Now O’Meara, who wore a fine Captain Hook costume hat, rallied his team for their 8:10 a.m start. The Renegades had been following his lead all morning, first lining up in two rows of ten. The women had tied red bandanas around their heads; one woman had even put on her lipstick. They had marched across the festival grounds, laughing and yelling with excitement.
For the past two months the team had strictly practiced their technique–not relying on their upper body strength, but actually leaning their entire bodies forward as they plunged their paddles into the water.
The boats lined up 500 meters away the finish line. All the members of every team had their heads down and their paddles held still in the water to keep the boats from crossing the starting line before the horn.
“Go Renegades!” a mother shouted from the shore.

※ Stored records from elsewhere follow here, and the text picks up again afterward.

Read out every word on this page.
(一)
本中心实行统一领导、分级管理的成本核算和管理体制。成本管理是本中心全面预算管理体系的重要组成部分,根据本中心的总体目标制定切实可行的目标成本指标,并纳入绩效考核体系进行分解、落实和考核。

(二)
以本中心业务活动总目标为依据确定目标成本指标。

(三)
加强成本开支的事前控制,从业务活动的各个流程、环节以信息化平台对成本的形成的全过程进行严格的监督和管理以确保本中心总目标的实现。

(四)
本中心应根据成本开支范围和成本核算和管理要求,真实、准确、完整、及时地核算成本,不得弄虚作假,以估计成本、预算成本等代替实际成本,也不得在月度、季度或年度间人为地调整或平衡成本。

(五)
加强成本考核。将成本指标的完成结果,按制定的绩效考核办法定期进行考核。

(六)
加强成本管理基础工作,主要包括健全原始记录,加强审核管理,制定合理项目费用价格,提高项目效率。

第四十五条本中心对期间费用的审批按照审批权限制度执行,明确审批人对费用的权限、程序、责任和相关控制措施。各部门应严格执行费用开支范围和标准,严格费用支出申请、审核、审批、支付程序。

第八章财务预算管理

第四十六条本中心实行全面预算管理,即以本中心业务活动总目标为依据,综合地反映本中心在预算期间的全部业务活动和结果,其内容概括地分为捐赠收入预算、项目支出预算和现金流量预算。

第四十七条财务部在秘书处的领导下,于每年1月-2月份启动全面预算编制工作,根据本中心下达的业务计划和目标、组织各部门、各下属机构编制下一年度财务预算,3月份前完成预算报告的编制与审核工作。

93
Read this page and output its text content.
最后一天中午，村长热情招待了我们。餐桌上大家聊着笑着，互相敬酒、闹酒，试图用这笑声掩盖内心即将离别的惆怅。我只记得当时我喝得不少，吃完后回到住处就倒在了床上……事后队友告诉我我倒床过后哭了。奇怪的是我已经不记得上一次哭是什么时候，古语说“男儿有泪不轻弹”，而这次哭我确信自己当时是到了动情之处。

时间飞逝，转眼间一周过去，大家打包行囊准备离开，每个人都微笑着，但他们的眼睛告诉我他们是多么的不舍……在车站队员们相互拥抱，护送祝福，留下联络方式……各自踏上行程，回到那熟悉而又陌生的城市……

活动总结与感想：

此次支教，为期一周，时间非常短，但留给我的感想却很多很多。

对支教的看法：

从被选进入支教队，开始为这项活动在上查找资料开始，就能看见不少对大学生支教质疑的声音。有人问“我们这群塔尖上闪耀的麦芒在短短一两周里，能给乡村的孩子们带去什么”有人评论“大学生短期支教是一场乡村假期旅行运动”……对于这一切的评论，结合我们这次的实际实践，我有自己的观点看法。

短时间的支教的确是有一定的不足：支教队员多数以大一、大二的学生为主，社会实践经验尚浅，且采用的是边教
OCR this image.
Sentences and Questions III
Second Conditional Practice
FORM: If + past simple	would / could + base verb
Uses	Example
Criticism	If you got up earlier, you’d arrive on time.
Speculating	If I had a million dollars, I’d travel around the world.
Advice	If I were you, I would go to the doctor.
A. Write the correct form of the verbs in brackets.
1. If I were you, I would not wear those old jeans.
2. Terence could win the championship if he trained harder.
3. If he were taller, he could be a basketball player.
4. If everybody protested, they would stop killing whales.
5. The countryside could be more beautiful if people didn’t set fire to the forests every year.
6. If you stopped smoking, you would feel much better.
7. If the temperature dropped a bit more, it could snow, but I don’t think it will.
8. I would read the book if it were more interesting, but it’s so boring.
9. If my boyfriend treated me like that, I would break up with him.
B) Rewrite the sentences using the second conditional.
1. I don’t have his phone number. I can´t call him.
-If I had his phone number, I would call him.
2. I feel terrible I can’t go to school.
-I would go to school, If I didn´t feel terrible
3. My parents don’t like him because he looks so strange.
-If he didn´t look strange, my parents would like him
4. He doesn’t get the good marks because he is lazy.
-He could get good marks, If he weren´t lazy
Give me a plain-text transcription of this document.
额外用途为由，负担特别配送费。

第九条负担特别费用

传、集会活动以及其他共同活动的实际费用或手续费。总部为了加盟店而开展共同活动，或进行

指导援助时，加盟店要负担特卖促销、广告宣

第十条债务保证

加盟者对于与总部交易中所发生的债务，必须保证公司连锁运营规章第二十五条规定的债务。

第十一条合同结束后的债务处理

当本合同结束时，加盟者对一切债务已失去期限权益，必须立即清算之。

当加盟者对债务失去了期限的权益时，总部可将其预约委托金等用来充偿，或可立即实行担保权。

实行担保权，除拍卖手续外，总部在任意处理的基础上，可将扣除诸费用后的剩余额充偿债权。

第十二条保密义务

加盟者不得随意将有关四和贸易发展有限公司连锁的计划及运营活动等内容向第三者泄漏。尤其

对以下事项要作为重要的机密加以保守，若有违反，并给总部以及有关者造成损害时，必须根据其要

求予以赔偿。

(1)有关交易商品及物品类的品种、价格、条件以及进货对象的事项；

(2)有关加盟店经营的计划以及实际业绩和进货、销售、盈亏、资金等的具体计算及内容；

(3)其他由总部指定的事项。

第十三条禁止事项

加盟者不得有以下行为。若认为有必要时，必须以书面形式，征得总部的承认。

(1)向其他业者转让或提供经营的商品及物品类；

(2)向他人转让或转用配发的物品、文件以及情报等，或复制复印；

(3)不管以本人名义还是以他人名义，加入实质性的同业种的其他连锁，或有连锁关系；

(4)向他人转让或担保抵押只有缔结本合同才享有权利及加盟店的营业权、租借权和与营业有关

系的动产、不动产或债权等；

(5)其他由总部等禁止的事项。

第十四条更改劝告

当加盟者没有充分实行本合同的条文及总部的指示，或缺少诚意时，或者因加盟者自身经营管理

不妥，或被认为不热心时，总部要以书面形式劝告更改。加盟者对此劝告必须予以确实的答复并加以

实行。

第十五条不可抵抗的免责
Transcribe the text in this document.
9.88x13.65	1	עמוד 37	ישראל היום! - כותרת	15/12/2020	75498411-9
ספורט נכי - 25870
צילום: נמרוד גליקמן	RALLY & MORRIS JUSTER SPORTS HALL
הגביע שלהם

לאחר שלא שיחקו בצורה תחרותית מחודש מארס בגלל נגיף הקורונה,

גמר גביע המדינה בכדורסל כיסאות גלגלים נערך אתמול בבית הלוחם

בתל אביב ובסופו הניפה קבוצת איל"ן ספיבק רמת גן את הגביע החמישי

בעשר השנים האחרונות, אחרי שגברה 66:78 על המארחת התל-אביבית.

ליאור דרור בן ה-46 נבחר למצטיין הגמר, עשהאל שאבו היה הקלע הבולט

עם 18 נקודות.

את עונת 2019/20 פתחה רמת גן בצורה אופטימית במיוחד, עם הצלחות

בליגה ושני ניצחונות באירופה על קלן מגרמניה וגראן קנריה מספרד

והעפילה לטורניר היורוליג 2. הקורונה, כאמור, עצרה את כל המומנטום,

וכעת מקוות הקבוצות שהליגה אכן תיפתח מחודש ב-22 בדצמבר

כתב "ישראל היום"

Christine Aro, 59, who lives in Chico, had traveled to Oakland to watch her daughter, Deedra, race. “When I heard she was doing a dragon boat race I was very excited,” she said.
Deedra, who also had family members from San Jose and Walnut Creek there to cheer her on, drew the biggest Renegades cheering squad. “We are a very close-knit family, so when she told me about the race I called everyone and sent out the flyer,” Aro said.
After the race, Aro was just happy the Renegades had finished. “I’m so proud,” said. “And they are going to be so proud of themselves.”
They placed last in that opening heat–but Lambeti shrugged that off. “We got our butts kicked this morning, ” she said. “But there’s still the afternoon.”